Jorge Gonzáles Rodríguez and Juan Carlos Armengol Manzo

14 de noviembre de 2011

ORACIÓN 100 AÑOS DIOCESIS DE CAMAGUEY

1912 - RECEMOS - 2012

 

Dios Padre Bueno, que creaste a los camagüeyanos a imagen y semejanza tuya por amor y para amar, muéstrate como lo que eres, Papito misericordioso, lento a la ira y rico en clemencia y logra que tus hijos lleven a feliz término lo que quisiste cuando en tu providencia amorosa determinaste instituir la diócesis de Camagüey y así podamos vivir aquí felices, dichosos y bienaventurados mientras nos encaminamos hacia la plenitud de tu paz en tu casa del cielo.
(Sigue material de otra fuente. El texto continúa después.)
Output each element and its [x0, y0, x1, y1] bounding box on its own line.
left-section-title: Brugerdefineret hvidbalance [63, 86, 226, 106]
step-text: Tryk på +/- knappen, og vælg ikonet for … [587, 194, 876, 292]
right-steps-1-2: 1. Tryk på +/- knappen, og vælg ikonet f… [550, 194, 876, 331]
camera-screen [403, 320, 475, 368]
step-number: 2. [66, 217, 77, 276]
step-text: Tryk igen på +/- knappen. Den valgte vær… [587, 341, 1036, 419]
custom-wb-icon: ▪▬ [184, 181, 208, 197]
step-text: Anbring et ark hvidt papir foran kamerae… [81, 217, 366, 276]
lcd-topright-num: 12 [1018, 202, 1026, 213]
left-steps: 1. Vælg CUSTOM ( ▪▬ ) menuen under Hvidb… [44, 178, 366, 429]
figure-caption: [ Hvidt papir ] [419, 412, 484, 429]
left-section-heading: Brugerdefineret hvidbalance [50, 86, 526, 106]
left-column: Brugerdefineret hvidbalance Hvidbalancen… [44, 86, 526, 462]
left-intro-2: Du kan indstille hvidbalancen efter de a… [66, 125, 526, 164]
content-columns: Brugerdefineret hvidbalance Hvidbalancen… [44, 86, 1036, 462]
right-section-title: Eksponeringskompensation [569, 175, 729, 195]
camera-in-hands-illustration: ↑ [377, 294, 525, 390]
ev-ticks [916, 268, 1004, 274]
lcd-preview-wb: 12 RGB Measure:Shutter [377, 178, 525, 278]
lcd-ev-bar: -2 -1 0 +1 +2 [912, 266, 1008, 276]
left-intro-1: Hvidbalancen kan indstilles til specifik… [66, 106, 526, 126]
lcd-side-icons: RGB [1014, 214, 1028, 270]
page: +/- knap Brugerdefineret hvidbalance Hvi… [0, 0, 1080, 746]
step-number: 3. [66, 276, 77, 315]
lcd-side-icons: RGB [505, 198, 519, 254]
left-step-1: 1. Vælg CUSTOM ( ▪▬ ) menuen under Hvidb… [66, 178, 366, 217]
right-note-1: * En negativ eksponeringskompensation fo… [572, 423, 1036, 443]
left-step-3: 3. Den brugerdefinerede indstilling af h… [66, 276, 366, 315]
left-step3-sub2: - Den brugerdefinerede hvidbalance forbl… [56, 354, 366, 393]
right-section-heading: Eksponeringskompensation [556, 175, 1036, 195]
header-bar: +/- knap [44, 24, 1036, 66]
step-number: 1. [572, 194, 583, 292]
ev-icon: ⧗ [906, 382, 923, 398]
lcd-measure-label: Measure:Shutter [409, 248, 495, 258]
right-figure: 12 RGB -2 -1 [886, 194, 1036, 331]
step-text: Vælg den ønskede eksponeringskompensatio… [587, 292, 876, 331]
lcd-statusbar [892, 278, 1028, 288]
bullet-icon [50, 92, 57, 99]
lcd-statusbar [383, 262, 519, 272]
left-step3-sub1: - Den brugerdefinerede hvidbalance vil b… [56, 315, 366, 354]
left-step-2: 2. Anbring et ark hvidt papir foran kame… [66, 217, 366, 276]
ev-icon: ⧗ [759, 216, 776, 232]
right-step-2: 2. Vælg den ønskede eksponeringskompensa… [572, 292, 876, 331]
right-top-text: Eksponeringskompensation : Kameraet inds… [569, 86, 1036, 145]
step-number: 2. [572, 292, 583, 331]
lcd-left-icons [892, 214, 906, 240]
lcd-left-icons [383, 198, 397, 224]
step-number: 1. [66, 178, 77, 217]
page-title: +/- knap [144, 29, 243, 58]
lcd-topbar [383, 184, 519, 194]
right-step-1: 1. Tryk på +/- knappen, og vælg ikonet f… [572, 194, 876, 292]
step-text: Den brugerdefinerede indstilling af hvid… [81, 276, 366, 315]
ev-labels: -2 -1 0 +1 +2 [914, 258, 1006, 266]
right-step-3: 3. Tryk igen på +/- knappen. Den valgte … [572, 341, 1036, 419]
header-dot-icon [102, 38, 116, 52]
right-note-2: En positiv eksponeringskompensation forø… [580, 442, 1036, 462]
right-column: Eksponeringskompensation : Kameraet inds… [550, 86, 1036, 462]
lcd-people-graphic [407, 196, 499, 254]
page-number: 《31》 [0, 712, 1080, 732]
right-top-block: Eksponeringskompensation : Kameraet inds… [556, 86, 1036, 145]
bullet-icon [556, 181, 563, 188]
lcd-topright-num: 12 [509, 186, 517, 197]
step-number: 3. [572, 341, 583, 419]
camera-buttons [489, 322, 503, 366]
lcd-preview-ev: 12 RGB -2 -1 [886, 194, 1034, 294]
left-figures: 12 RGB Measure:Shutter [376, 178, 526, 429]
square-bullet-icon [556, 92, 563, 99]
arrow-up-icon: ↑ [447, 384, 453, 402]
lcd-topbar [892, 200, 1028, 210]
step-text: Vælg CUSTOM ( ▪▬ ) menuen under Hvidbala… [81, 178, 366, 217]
Perdona nuestros pecados, negligencias y omisiones que han retardado la felicidad de tu reino en esta tierra bendita.

Señor Jesucristo, gracias por enviar a tu querida diócesis de Camagüey obispos, sacerdotes, diáconos, hermanos, monjas, misioneros, catequistas y servidores caritativos. Cumple ahora tu promesa de estar junto a tu santa iglesia para continuar la evangelización y multiplicar los frutos maravillosos de estos cien años.

Señor Espíritu Santo, inspira a muchos jóvenes decir sí al seguimiento de Cristo en el sacerdocio y la vida religiosa. No dejes a nuestros hijos y nietos sin la gracia de tus siete sacramentos.

Santa María, Madre de la luz y la caridad, mira a esta diócesis de 100 años, protégela, ampárala y ruega para que la luz de Cristo llegue a todas las ciudades, pueblos y bateyes y la caridad entre hermanos sea nuestro distintivo y nos haga cada vez más legendarios.  Regálanos esta bendición en la celebración jubilosa de estos cien años y en la gran fiesta de los 400 años de tu hallazgo y presencia entre nosotros.

San Antonio María Claret, Beatos José Olallo Valdés, José López Piteira, Ciriaco María Sancha, José María Celaya Badiola, Dionisio Ullivarri, José Calasanz, Eusebio del niño Jesús y Juan Pablo II, que bendijeron con su presencia santa la Iglesia y el pueblo camagüeyano, rueguen por nosotros para que, imitándolos, hagamos de esta tierra la más hermosa por la fe, la esperanza y la caridad hasta que nos encontremos con ustedes y nuestros difuntos en las fiestas de la eterna luz donde viven con El Padre, El Hijo, El Espíritu Santo y la Virgen de la Caridad. Amén.